Algunos domingos, bajo los soportales de la Plaza Vieja, se refugiaban los pintores pobres que aparecían por las calles antiguas buscando paisajes con los que ganarse la vida. Ángel de Rojas se pasaba las horas muertas abstraído en aquellos trazos lentos, cargados de magia, que los artistas iban inventando sobre el lienzo con la esperanza de que apareciera algún comprador. En aquellos primeros años del siglo veinte, Ángel era un niño que no dudaba en abandonar los juegos infantiles durante un rato para quedarse colgado de forma misteriosa en las creaciones que aquellos artistas iban componiendo para ganarse la vida.
En su vocación definitiva hacia la pintura Ángel le debía mucho a aquellos bohemios que llenaron las tardes de su infancia derrochando inspiración y hambre por los rincones más pintorescos de la ciudad. Después, cuando subía a su casa, imitaba a los artistas dibujando sobre un trozo de papel la parte de la fachada del Ayuntamiento que tenía delante de su balcón.
Siendo todavía un niño, dejó la escuela para ingresar en la Academia de Bellas Artes de la calle Real, que en los primeros años del siglo veinte habían fundado don Joaquín Acosta y doña Gracia Luque, un matrimonio de artistas que desarrollaron su actividad académica en aquel centro impartiendo sus enseñanzas a los jóvenes con vocación.
El lugar era un gran caserón de dos plantas y buhardilla a la que se accedía por una monumental escalera de mármol. En el primer piso estaban las aulas. Don Joaquín se encargaba de las clases de Pintura y doña Gracia era la especialista en Música y Declamación. A primera hora de la tarde, cuando el silencio de la siesta se imponía por aquellos callejones, las voces afinadas de los niños retumbaban como un eco acompasado que se colaba por las ventanas y los resquicios de las viviendas cercanas.
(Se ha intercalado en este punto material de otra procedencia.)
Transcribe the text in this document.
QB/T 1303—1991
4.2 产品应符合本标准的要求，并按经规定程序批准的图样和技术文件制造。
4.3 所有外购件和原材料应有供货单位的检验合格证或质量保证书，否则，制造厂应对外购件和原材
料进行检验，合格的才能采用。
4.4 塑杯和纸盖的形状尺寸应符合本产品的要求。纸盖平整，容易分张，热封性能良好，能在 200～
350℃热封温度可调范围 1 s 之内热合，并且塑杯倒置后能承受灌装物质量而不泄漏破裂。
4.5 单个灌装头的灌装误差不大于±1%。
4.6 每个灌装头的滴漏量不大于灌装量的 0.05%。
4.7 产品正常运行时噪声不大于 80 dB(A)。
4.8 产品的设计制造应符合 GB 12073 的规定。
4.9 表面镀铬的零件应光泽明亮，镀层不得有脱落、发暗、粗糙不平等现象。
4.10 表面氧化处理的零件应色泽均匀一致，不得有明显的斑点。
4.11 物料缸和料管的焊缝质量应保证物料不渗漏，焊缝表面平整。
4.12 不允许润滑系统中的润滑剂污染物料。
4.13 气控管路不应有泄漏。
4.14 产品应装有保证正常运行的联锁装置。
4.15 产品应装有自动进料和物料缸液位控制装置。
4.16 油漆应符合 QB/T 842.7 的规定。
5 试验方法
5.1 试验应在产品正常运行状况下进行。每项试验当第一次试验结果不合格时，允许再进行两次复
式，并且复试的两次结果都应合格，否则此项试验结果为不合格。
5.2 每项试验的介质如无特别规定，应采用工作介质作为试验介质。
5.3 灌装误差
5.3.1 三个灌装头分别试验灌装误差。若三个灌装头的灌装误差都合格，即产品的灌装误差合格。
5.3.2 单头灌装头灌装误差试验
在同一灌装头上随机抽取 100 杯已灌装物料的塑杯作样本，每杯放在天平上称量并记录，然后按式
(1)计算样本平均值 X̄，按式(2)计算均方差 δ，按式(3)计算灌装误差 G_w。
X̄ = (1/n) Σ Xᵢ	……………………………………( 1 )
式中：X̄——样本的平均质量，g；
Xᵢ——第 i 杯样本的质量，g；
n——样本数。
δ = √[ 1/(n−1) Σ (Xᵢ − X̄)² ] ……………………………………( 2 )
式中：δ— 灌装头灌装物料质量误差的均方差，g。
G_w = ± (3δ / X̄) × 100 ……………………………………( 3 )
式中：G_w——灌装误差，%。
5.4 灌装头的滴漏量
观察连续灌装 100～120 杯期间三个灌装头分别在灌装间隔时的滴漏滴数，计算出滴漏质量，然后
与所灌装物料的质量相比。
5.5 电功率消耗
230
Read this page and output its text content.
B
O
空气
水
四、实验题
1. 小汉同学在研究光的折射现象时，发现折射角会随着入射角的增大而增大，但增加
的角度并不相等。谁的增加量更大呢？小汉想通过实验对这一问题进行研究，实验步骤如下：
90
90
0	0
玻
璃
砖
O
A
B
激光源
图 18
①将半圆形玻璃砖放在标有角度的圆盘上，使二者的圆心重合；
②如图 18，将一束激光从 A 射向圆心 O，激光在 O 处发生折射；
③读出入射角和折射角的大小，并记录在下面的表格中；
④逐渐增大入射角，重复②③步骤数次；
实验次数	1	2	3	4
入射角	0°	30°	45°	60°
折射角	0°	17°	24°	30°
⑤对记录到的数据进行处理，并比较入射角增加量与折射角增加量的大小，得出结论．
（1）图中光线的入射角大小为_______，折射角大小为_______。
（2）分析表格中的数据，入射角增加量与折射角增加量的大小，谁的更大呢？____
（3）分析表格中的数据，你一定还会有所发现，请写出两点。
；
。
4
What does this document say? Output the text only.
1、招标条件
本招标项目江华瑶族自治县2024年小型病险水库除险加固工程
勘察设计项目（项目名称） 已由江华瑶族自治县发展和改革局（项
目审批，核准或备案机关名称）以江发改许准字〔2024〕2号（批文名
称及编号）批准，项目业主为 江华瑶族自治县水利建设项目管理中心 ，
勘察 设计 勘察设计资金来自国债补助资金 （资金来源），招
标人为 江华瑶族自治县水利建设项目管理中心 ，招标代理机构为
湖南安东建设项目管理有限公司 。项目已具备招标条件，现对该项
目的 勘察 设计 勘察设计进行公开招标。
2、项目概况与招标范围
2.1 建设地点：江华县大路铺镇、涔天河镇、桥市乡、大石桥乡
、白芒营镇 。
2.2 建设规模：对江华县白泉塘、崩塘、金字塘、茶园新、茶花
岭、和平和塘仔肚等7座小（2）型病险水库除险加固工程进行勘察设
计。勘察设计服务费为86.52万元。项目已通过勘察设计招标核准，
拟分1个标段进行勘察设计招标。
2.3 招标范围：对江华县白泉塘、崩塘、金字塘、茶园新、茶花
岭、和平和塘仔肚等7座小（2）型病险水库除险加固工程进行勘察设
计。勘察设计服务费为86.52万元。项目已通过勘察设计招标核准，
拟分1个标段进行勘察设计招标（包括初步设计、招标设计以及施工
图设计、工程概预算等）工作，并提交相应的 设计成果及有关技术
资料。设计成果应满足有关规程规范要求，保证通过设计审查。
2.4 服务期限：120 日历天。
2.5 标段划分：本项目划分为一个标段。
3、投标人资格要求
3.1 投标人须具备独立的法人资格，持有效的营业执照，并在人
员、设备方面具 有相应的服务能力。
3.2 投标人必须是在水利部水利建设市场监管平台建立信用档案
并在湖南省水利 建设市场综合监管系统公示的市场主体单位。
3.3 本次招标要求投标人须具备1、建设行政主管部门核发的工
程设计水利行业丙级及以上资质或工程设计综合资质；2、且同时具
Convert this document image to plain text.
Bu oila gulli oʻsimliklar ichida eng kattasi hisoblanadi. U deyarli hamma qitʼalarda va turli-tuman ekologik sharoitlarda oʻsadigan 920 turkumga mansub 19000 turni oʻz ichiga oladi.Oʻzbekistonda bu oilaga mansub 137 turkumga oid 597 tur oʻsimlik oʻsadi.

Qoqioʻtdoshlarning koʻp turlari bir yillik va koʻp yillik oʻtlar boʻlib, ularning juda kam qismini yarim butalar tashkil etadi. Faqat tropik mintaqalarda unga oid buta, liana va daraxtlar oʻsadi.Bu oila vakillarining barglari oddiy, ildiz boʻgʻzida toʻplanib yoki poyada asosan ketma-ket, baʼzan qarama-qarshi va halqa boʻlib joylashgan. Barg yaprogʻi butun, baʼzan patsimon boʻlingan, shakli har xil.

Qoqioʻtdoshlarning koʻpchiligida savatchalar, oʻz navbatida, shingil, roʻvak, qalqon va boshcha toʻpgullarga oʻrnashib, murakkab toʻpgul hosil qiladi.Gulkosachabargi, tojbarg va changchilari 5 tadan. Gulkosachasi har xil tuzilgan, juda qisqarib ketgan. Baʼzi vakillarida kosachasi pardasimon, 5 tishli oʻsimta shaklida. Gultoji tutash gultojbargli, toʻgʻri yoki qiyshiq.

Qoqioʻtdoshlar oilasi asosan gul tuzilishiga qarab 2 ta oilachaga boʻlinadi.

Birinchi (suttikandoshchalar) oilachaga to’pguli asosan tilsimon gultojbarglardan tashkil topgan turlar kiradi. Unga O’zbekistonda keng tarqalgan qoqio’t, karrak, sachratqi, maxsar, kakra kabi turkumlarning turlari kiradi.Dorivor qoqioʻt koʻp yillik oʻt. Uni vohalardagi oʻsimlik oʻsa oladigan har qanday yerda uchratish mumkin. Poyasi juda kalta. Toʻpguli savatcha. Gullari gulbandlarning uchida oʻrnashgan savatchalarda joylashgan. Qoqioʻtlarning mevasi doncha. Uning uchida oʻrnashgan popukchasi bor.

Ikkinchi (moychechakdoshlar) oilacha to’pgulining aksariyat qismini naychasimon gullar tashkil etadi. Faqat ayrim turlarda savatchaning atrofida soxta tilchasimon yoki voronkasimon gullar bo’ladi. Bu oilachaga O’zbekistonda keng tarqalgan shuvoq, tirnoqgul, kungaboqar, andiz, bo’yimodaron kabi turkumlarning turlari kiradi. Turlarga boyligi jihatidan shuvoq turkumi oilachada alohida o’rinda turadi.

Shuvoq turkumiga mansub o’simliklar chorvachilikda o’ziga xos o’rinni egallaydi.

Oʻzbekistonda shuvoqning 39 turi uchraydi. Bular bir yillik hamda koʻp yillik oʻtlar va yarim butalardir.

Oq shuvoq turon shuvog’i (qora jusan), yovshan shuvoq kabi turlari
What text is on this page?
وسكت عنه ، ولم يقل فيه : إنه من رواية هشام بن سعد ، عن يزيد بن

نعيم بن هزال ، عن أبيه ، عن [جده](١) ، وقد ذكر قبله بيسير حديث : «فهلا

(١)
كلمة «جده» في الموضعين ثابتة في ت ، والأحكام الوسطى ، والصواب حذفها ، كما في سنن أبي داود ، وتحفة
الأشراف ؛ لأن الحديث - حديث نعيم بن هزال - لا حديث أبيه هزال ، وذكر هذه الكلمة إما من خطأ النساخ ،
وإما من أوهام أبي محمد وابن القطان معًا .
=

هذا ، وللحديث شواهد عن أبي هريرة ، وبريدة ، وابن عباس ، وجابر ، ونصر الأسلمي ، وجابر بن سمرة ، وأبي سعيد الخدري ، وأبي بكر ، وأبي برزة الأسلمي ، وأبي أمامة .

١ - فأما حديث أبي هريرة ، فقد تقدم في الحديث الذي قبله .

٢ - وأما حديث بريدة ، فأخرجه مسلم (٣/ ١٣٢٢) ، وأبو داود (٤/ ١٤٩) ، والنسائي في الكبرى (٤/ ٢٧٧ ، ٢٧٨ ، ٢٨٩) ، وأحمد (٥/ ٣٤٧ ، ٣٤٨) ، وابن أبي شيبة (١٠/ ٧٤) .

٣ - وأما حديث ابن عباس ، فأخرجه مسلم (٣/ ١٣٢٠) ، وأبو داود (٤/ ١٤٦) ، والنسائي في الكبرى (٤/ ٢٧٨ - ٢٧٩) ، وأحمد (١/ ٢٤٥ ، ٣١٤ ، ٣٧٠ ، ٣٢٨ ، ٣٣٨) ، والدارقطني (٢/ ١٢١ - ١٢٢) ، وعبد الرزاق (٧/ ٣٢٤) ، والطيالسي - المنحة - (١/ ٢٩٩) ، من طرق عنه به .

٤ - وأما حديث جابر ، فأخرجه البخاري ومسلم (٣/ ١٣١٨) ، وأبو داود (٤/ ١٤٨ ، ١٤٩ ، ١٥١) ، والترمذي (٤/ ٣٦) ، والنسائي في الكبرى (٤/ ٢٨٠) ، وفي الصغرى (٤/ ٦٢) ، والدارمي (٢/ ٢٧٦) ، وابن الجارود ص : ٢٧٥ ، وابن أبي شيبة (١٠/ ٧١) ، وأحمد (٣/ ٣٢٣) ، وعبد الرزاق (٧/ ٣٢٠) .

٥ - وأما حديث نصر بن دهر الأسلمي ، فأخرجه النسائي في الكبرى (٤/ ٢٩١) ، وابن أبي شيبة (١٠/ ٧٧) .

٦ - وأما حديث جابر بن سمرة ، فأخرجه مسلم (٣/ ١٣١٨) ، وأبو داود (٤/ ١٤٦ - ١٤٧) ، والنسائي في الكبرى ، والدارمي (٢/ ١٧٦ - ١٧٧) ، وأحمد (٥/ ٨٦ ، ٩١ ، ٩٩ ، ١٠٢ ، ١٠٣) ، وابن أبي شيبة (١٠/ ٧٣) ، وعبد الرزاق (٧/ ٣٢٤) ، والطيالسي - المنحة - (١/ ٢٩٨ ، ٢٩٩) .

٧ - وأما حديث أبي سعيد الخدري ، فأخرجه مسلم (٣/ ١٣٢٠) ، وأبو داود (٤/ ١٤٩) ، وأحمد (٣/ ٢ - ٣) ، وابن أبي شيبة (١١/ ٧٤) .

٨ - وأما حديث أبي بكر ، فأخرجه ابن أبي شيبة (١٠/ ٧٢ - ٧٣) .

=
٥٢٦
Las clases de don Joaquín Acosta eran más calladas. A veces, las daba en la buhardilla para aprovechar mejor la luz natural y una vez en semana sacaba a los alumnos a la calle y se los llevaba por las playas para que encontraran la inspiración frente al mar.
Ángel contaba que casi todo lo que había aprendido se lo debía a la familiar academia del señor Acosta, donde no sólo descubrió las técnicas del oficio, sino que adquirió los modales más refinados de la época gracias a las lecciones de doña Gracia Luque, que también adiestraba en comportamiento a los alumnos del centro.
En esos primeros años se sintió atraído por los fotógrafos de moda de la ciudad, que también tenían mucho de pintores. Cerca de su casa, en la estrecha calle de Perea, tenía su estudio fotográfico el maestro José Ramón Morales Rodríguez, con el que aprendió la técnica del revelad. También conoció al maestro Antonio Mateos Hernández, que tenía uno de los estudios más importantes de la ciudad en la Glorieta de San Pedro. La hermana del fotógrafo, Encarnación Mateos, organizaba en su casa de la calle Sebastián Pérez (hoy Concepción Arenal) sesiones de cinematógrafo donde el joven Ángel de Rojas vio por primera vez una película con imágenes de América que lo dejó impresionado.
Como la pintura no era un oficio adecuado para sobrevivir, Ángel de Rojas acabó haciéndose fotógrafo. En los años veinte era uno de los retratistas ambulantes que se colocaban en los rincones del centro de Almería a buscar negocio.
La Puerta de Purchena y el lugar conocido como el Rinconcillo, frente a la antigua tienda llamada ‘de los Cuadros’, eran lugares de referencia para que se instalaran los minuteros los días festivos y en fechas señaladas como la Feria, donde solían buenos negocios con los visitantes que llegaban de los pueblos y querían inmortalizar aquella aventura con un retrato.
Ángel de Rojas solía trabajar mucho en la Plaza Vieja con un caballo de cartón sobre el que fotografiaba a niños y criadas. Debajo de uno de los soportales, en el número nueve, tuvo su estudio y su laboratorio durante décadas, hasta que en la madurez se mudó frente a la iglesia de Santiago, abriendo un negocio que después siguieron sus herederos.
En sus años dedicados a la fotografía nunca abandonó su vocación de pintor. Fueron muy célebres los monumentales paisajes que pintaba de la ciudad, que él mismo utilizaba después para colocarlos como telón de fondo para sus retratos. Tenía decorados de la Plaza de la Catedral y de La Alcazaba que parecían reales. Todos los años, cuando llegaban los días de la Feria, Ángel de Rojas sorprendía con algún cartel lleno de originalidad que casi siempre terminaba decorando el escaparate de algún comercio importante.